Dr. Ross has been a seasonal lecturer at the Károli Gáspár University of the Reformed Church in Budapest (KRE), Hungary every March for the last five years. In 2013 he presented a talk on the Music of Canada featuring composers from Confederation to the present day both at the KRE and at the Debrecen University for their British Studies program. Typically, Dr Ross lectures on aspects of Canadian music — its history, culture and composers. In 2014 he lectured on the benefits of music therapy sharing his experiences with disadvantaged children. During the most current season (2017) he was invited to present historical highlights on Canada’s sesquicentennial and teach a few famous Canadian songs to a local school connected to the KRE (Lónyay Utcai Református Gimnázium).
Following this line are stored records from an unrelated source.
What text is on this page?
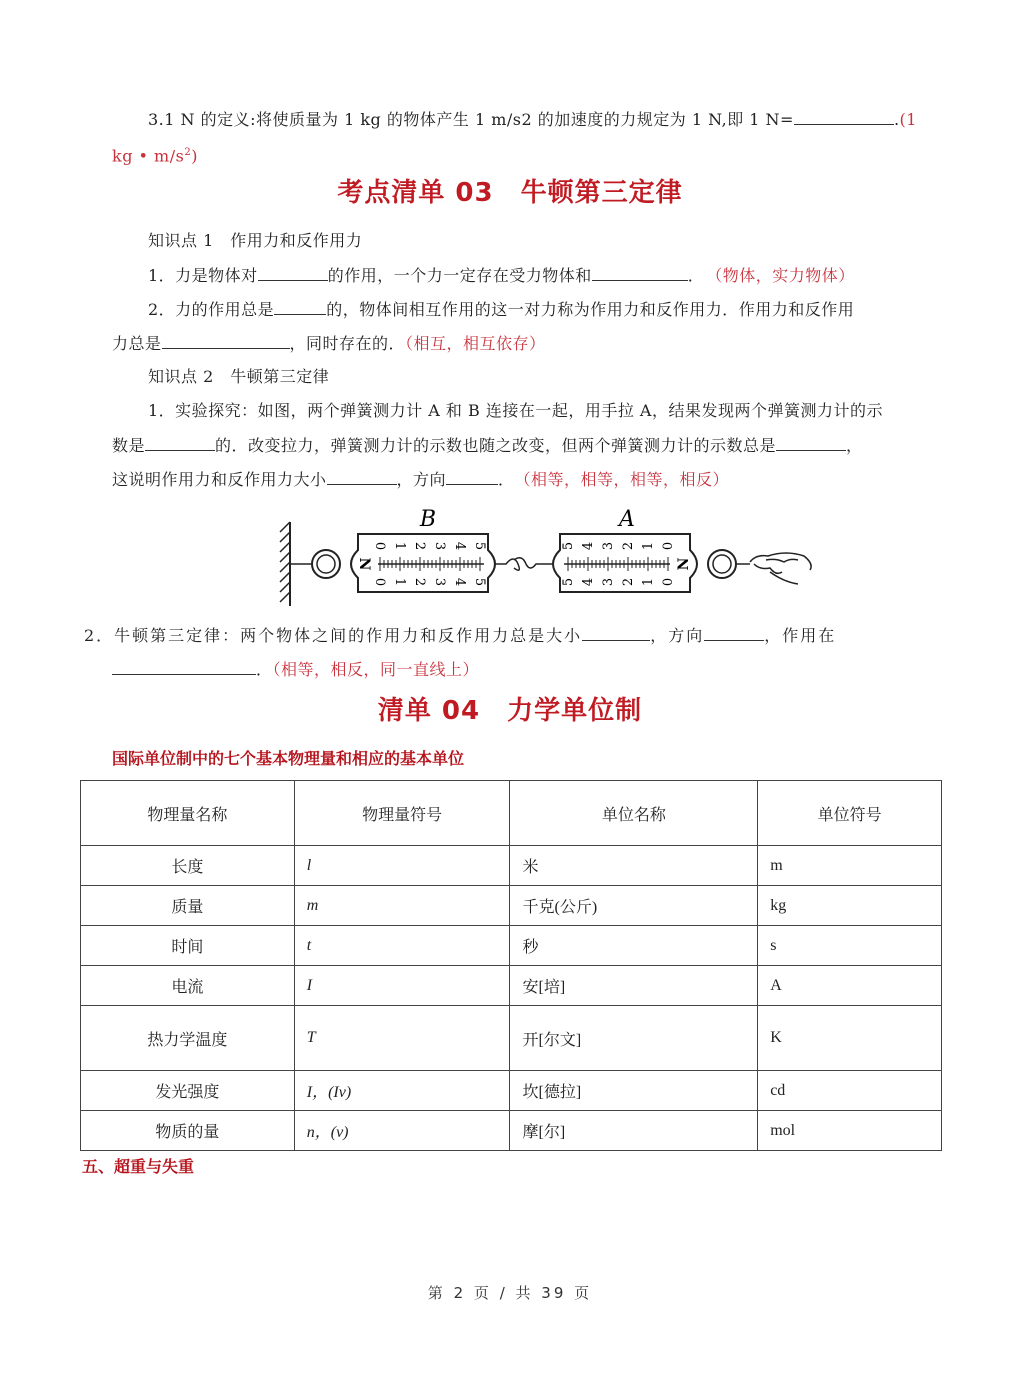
3.1 N 的定义:将使质量为 1 kg 的物体产生 1 m/s2 的加速度的力规定为 1 N,即 1 N=	.(1
kg • $m/s^2$)
考点清单 03　牛顿第三定律
知识点 1　作用力和反作用力
1．力是物体对	的作用，一个力一定存在受力物体和	． （物体，实力物体）
2．力的作用总是	的，物体间相互作用的这一对力称为作用力和反作用力．作用力和反作用
力总是	，同时存在的．（相互，相互依存）
知识点 2　牛顿第三定律
1．实验探究：如图，两个弹簧测力计 A 和 B 连接在一起，用手拉 A，结果发现两个弹簧测力计的示
数是	的．改变拉力，弹簧测力计的示数也随之改变，但两个弹簧测力计的示数总是	，
这说明作用力和反作用力大小	，方向	． （相等，相等，相等，相反）
N
0 1 2 3 4 5
0 1 2 3 4 5
B
5 4 3 2 1 0
5 4 3 2 1 0
N
A
2．牛顿第三定律：两个物体之间的作用力和反作用力总是大小	，方向	，作用在
．（相等，相反，同一直线上）
清单 04　力学单位制
国际单位制中的七个基本物理量和相应的基本单位
物理量名称	物理量符号	单位名称	单位符号
长度	l	米	m
质量	m	千克(公斤)	kg
时间	t	秒	s
电流	I	安[培]	A
热力学温度	T	开[尔文]	K
发光强度	I，(Iv)	坎[德拉]	cd
物质的量	n，(v)	摩[尔]	mol
五、超重与失重
第 2 页 / 共 39 页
Budapest is a wonderful and vastly interesting capital city; its also the largest in Hungary with over 2,000,000 residents. Canada has always enjoyed a favourable association as we helped airlift over 37,000 Hungarian during the 1956 Soviet take-over of Hungary. Some of these good folks formed the Sopron Forestry School at the University of British Columbia (named after the north-west area of Hungary). The KRE also boasts a Canadian studies department and regularly presents scholarly papers about our country, its peoples and culture. Dr Ross is also a member of CEACS (Central European Association of Canadian Studies) formed by eight central countries, along with a handful of Canadian members.
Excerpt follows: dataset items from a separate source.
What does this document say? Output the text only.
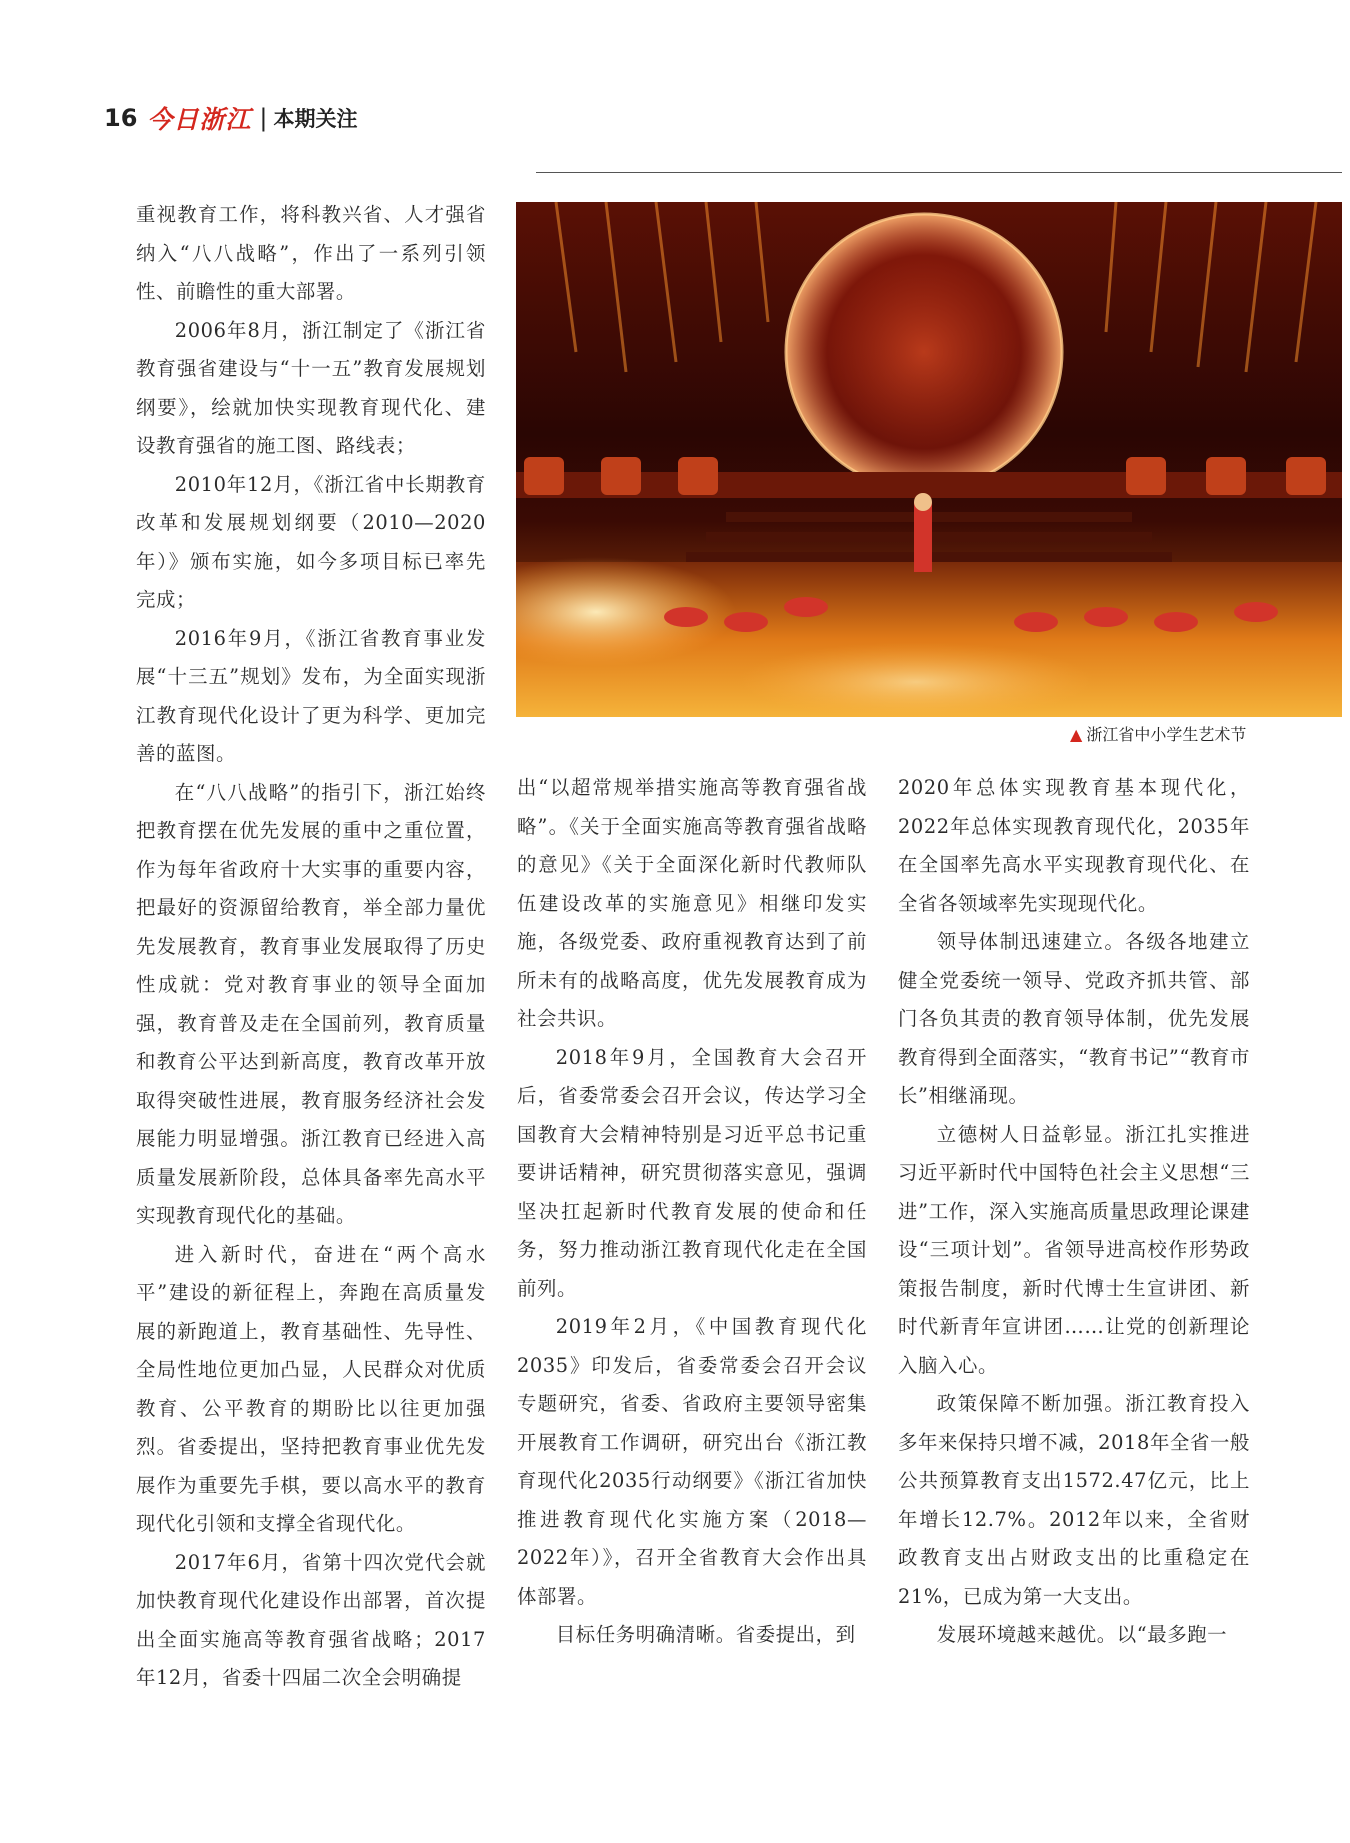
16 今日浙江 | 本期关注
▲ 浙江省中小学生艺术节

重视教育工作，将科教兴省、人才强省纳入“八八战略”，作出了一系列引领性、前瞻性的重大部署。

2006年8月，浙江制定了《浙江省教育强省建设与“十一五”教育发展规划纲要》，绘就加快实现教育现代化、建设教育强省的施工图、路线表；

2010年12月，《浙江省中长期教育改革和发展规划纲要（2010—2020年）》颁布实施，如今多项目标已率先完成；

2016年9月，《浙江省教育事业发展“十三五”规划》发布，为全面实现浙江教育现代化设计了更为科学、更加完善的蓝图。

在“八八战略”的指引下，浙江始终把教育摆在优先发展的重中之重位置，作为每年省政府十大实事的重要内容，把最好的资源留给教育，举全部力量优先发展教育，教育事业发展取得了历史性成就：党对教育事业的领导全面加强，教育普及走在全国前列，教育质量和教育公平达到新高度，教育改革开放取得突破性进展，教育服务经济社会发展能力明显增强。浙江教育已经进入高质量发展新阶段，总体具备率先高水平实现教育现代化的基础。

进入新时代，奋进在“两个高水平”建设的新征程上，奔跑在高质量发展的新跑道上，教育基础性、先导性、全局性地位更加凸显，人民群众对优质教育、公平教育的期盼比以往更加强烈。省委提出，坚持把教育事业优先发展作为重要先手棋，要以高水平的教育现代化引领和支撑全省现代化。

2017年6月，省第十四次党代会就加快教育现代化建设作出部署，首次提出全面实施高等教育强省战略；2017年12月，省委十四届二次全会明确提

出“以超常规举措实施高等教育强省战略”。《关于全面实施高等教育强省战略的意见》《关于全面深化新时代教师队伍建设改革的实施意见》相继印发实施，各级党委、政府重视教育达到了前所未有的战略高度，优先发展教育成为社会共识。

2018年9月，全国教育大会召开后，省委常委会召开会议，传达学习全国教育大会精神特别是习近平总书记重要讲话精神，研究贯彻落实意见，强调坚决扛起新时代教育发展的使命和任务，努力推动浙江教育现代化走在全国前列。

2019年2月，《中国教育现代化2035》印发后，省委常委会召开会议专题研究，省委、省政府主要领导密集开展教育工作调研，研究出台《浙江教育现代化2035行动纲要》《浙江省加快推进教育现代化实施方案（2018—2022年）》，召开全省教育大会作出具体部署。

目标任务明确清晰。省委提出，到

2020年总体实现教育基本现代化，2022年总体实现教育现代化，2035年在全国率先高水平实现教育现代化、在全省各领域率先实现现代化。

领导体制迅速建立。各级各地建立健全党委统一领导、党政齐抓共管、部门各负其责的教育领导体制，优先发展教育得到全面落实，“教育书记”“教育市长”相继涌现。

立德树人日益彰显。浙江扎实推进习近平新时代中国特色社会主义思想“三进”工作，深入实施高质量思政理论课建设“三项计划”。省领导进高校作形势政策报告制度，新时代博士生宣讲团、新时代新青年宣讲团……让党的创新理论入脑入心。

政策保障不断加强。浙江教育投入多年来保持只增不减，2018年全省一般公共预算教育支出1572.47亿元，比上年增长12.7%。2012年以来，全省财政教育支出占财政支出的比重稳定在21%，已成为第一大支出。

发展环境越来越优。以“最多跑一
Budapest has much to recommend with its Hungarian history that stretches back over 1,100 years. It’s a treat to visit and admire various churches, monuments, squares, statues, museums and galleries that describe their fascinating history and people. Their language (called “Magyar”) is among the hardest in the world (second to Mandarin), but many locals know some English. Above all, the music and dance is very captivating and include famous composers such as Franz Liszt, Béla Bartók and Zoltán Kodály.